We have developed a pair-wise, easy to use, biologist-friendly, somatic copy number alteration (SCNA) detection tool, COPS, for short-read NGS data, specifically designed to identifying somatic CNAs in cancer/disease samples over a wide-range of read lengths. Also, we reported an independent boundary segmentation module, the results from which can be fed into COPS to fine tune the SCNA boundaries. Although COPS is not designed to detect CNVs between two different individuals but between paired samples from the same individual, its ability to find subtractive copy number alterations allows it to be applicable to different individuals, sequenced under the same conditions. Ratio-based approaches, using paired-sample approach, have been used in the past for CNA detection using sequencing and microarray data. We found that the challenge in discovering true CNAs using sequencing data (short-insert single/paired-end or long-insert mate pair) primarily lies in the choice of taking read depth and not read count along with the processing of data prior to and post calculation of ratios such as choosing the correct bin size, filtering background noise, merging bins and filtering false positives.

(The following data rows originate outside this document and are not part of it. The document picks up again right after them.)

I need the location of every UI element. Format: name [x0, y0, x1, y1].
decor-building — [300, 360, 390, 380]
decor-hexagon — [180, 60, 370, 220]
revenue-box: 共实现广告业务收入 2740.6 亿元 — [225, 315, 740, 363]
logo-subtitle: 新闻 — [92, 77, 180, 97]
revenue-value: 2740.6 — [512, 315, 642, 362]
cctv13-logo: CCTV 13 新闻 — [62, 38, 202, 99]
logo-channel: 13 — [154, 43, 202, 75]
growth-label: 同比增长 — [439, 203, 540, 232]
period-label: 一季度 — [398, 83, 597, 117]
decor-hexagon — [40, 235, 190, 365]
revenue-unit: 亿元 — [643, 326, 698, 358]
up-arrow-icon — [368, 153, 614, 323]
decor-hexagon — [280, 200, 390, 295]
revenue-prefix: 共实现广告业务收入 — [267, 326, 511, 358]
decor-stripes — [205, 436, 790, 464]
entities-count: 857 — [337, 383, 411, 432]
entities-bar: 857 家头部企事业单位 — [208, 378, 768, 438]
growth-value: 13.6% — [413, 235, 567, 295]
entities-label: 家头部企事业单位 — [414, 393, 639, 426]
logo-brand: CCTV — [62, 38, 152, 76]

COPS incorporates all these pre- and post-processing steps to allow for a smooth and progressively improving work flow for SCNA detection. By using a database of known CNVs discovered in normal population and other disease/cancer samples, one can find CNAs that might play specific role(s) in disease progression. Although the cost of performing sequencing for longer reads is going down, we have shown that to detect most true positive CNAs in cancer sample, one doesn’t need longer reads but decent coverage. We recognize that the ability to detect all the disease causing CNVs in a sample does not merely depend on the sequencing coverage but also on the ability of a particular technology/chemistry to reproducibly sequence the difficult/low complexity regions of the genome and hence the completeness of sequencing.